La ex número 1 del mundo
Ashleigh Barty habló abiertamente sobre lo que echa de menos —y lo que no— de su carrera en el WTA Tour al cierre de 2025. La triple campeona de Grand Slam se acerca a cuatro años desde su retirada, tras disputar su último torneo en el Abierto de Australia 2022 antes de anunciar oficialmente el final de su carrera en marzo de ese año. Con tiempo y distancia del circuito, Barty ahora reflexiona sobre su decisión con claridad más que con nostalgia.
En lugar de expresar arrepentimiento, Barty definió su retirada como una transición natural, moldeada por la gratitud de haber vivido tanto la intensidad de la élite competitiva como la calma de la vida lejos de ella. Su perspectiva ya no está atada a ránkings, resultados o expectativas, sino a una valoración más amplia de lo que el tenis le dio y de lo que alejarse le ha permitido ganar.

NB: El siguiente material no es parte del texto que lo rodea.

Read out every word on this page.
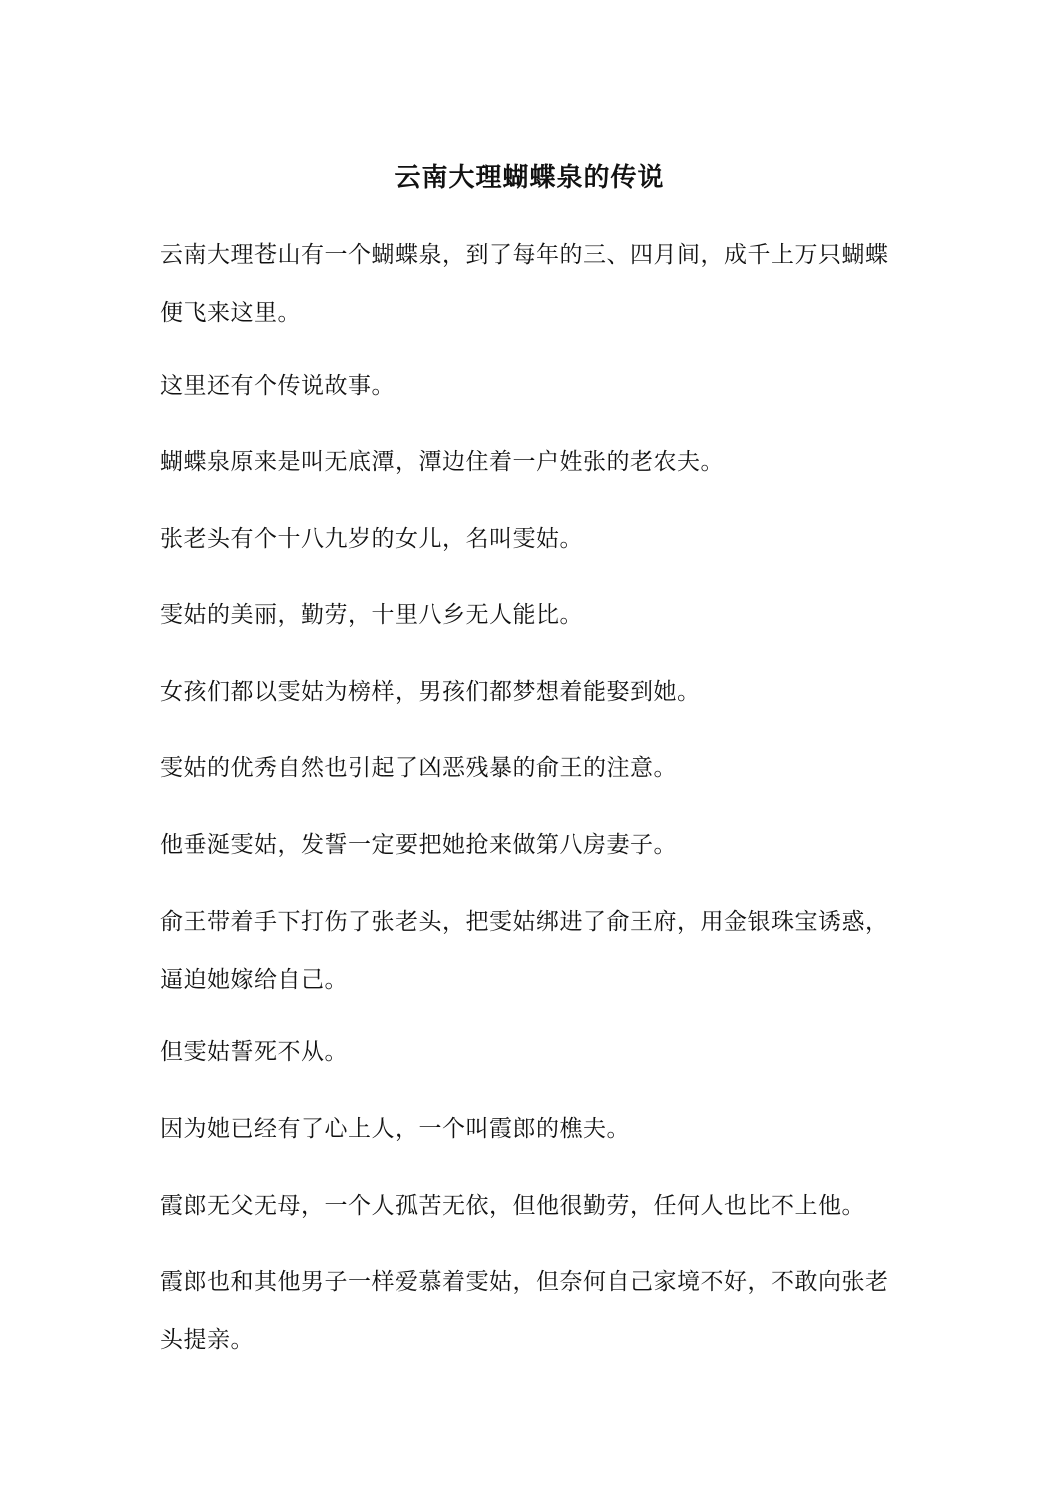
云南大理蝴蝶泉的传说

云南大理苍山有一个蝴蝶泉，到了每年的三、四月间，成千上万只蝴蝶便飞来这里。

这里还有个传说故事。

蝴蝶泉原来是叫无底潭，潭边住着一户姓张的老农夫。

张老头有个十八九岁的女儿，名叫雯姑。

雯姑的美丽，勤劳，十里八乡无人能比。

女孩们都以雯姑为榜样，男孩们都梦想着能娶到她。

雯姑的优秀自然也引起了凶恶残暴的俞王的注意。

他垂涎雯姑，发誓一定要把她抢来做第八房妻子。

俞王带着手下打伤了张老头，把雯姑绑进了俞王府，用金银珠宝诱惑，逼迫她嫁给自己。

但雯姑誓死不从。

因为她已经有了心上人，一个叫霞郎的樵夫。

霞郎无父无母，一个人孤苦无依，但他很勤劳，任何人也比不上他。

霞郎也和其他男子一样爱慕着雯姑，但奈何自己家境不好，不敢向张老头提亲。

“Hay muchas cosas que extraño de jugar y muchas que no, y creo que es porque he sido muy afortunada de haber vivido tanto estar en pleno meollo como ahora poder disfrutarlo como espectadora”, dijo la triple campeona de Grand Slam.
Al repasar su carrera, Barty enfatizó que lo que más le quedó no fueron los grandes partidos o trofeos, sino los momentos cotidianos compartidos con la gente a su alrededor. Esas experiencias más silenciosas, a menudo invisibles para los aficionados, fueron la base de su tiempo en el circuito y dejaron una huella duradera mucho después de dejar de competir. “Probablemente echo de menos los pequeños momentos en los que tu equipo se une.”
Los momentos que importaron en el circuito
Para Barty, sus recuerdos más fuertes se construyeron durante los bloques de entrenamiento y los largos días de preparación más que solo en las pistas de partido. “Estás juntas en la pista de práctica, estás en el gimnasio. De verdad haces el trabajo duro en equipo, te llevan a lugares muy complicados y sales de eso como una sola.”
La competición en sí sigue ocupando un lugar especial en sus recuerdos, sobre todo cuando venía acompañada de una sensación de familiaridad y comodidad en casa, en Australia. “Luego la parte súper divertida es cuando simplemente sales ahí a competir. Y para muchas atletas de Brissie, especialmente empezando en el Brisbane International, es una forma realmente divertida de hacerlo en casa, frente a tus amigos y tu familia.”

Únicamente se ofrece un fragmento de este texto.